Girare, in questo contesto, un film con il telefonino è sembrato quasi un paradosso, in mez­zo a oggetti d’epoca come un giradischi degli anni ‘70 e un telefono a rotella. «E i richiami al tempo che scorre», dice il re­gista, «sono stati ricorrenti. In una storia emotivamente se­n­za tempo, dove il ragazzo protagonista cresce, tanto da uscirne più maturo. Questa è la singolarità. Con una “troupe” composta da sessantenni… Ma con giovani che ci hanno assistito, ad esempio, per scaricare le immagini dall’iPhone». In fon­do è stato questo il senso del film, legato al tempo e ai percorsi di crescita: «Non si invecchia se si conserva la vo­glia di crescere, anzi, si continua ad apprendere in una eterna maturazione. Anche il mio direttore della fotografia, Ro­ber­to Chiesa, classe ‘56, per il film si è rimesso in discussione, ha acquisito nuove certezze. Ma è proprio qui la magia del film. Se ci penso, io stesso ho cominciato anni fa con l’otto millimetri e sono arrivato al cellulare». I suoi inizi sono sta­ti all’insegna del cinema puro: Bergman, Visconti, Truf­faut. Ha apprezzato il secondo Bertolucci, anche quello di “Io ballo da sola” e “L’assedio”. Ultimamente ha amato molto “Chiamami col tuo nome”, il film di Luca Guadagnino su sceneggiatura di James Ivory. Ed è arrivato al suo ultimo film incentrato sulla casa di campagna. Giulio, il protagonista, è Andrea G. Bernardi, studente di filosofia a Torino ma nato a Savigliano e originario di Ta­rantasca. «Ele­na Griseri, attrice cuneese, ha fatto da “coach” al ragazzo aiutandolo a entrare nella parte», aggiunge Marco Ottavio Gra­ziano. «E l’affiatamento che si è creato è qualcosa di notevole». Come in tut­to lo staff. Tra giovani e meno giovani. La colonna sonora, ad esempio, è stata realizzata da un 23enne.
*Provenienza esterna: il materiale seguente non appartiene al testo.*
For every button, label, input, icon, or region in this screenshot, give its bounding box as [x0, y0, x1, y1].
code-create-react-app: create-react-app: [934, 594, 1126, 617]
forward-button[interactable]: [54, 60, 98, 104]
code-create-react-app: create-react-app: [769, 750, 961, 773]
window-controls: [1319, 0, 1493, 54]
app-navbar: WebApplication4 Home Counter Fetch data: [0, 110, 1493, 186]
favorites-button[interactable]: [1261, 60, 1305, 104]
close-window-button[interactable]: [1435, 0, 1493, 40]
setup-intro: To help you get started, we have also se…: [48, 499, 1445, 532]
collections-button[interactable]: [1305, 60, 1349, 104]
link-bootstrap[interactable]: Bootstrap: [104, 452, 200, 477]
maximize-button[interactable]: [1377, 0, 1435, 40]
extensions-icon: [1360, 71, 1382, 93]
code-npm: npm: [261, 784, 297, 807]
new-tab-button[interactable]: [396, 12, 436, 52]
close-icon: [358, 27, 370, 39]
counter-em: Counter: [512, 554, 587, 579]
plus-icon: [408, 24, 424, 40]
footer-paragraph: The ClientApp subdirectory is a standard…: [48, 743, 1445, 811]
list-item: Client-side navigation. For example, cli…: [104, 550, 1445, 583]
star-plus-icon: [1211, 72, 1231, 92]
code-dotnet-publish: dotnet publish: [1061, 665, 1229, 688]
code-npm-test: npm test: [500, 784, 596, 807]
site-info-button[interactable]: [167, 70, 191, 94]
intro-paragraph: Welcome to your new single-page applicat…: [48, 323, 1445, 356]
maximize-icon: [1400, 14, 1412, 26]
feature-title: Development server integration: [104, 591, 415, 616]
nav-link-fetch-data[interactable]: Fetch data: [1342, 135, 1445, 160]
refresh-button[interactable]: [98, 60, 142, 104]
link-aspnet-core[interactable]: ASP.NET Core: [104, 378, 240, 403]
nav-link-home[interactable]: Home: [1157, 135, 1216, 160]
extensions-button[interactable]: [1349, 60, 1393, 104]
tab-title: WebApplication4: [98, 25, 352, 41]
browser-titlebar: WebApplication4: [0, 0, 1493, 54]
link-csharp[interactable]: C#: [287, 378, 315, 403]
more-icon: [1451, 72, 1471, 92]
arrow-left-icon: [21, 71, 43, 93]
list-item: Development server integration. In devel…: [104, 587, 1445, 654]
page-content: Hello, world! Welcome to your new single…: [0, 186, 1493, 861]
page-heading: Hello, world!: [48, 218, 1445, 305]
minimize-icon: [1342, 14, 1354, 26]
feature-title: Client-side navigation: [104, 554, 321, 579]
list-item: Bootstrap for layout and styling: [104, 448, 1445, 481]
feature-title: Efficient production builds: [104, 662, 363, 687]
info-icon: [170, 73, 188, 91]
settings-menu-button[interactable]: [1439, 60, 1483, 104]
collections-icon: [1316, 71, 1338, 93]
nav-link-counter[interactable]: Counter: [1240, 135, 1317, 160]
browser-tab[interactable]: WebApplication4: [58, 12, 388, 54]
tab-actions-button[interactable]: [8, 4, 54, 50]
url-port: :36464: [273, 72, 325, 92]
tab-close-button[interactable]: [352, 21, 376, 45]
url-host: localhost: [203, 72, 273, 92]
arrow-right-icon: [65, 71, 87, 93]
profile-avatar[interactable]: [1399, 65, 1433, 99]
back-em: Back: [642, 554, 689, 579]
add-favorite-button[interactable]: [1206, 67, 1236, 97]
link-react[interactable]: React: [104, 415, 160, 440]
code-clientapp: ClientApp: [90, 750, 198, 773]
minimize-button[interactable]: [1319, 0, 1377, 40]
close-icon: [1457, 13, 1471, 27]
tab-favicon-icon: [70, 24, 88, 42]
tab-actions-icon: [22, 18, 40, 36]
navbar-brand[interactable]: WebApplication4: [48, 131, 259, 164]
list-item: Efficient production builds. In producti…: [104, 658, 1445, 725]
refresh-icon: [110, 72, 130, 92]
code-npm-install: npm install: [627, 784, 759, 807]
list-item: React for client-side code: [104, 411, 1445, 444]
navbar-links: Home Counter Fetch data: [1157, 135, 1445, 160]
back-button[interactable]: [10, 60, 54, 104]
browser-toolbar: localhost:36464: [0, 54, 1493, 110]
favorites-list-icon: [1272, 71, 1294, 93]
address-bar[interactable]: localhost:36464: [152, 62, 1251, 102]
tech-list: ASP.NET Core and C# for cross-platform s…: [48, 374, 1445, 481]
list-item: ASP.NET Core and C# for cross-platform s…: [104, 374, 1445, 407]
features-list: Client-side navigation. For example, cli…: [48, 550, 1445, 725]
L’emergenza legata alla diffusione del coronavirus ha portato le sue limitazioni. Ha imposto un cinema fatto di sguardi, «ma in fondo il mio cinema è sempre stato così», osserva Graziano. Sguardi più che baci e abbracci. Una questione di adattamento. La storia di Giu­lio, in fondo, è una specie di quarantena che il ragazzo trascorre nella casa di campagna del­la famiglia, un periodo di iso­lamento che richiama, ca­sualmente, l’attualità. Il tempo che si rincorre e ritorna.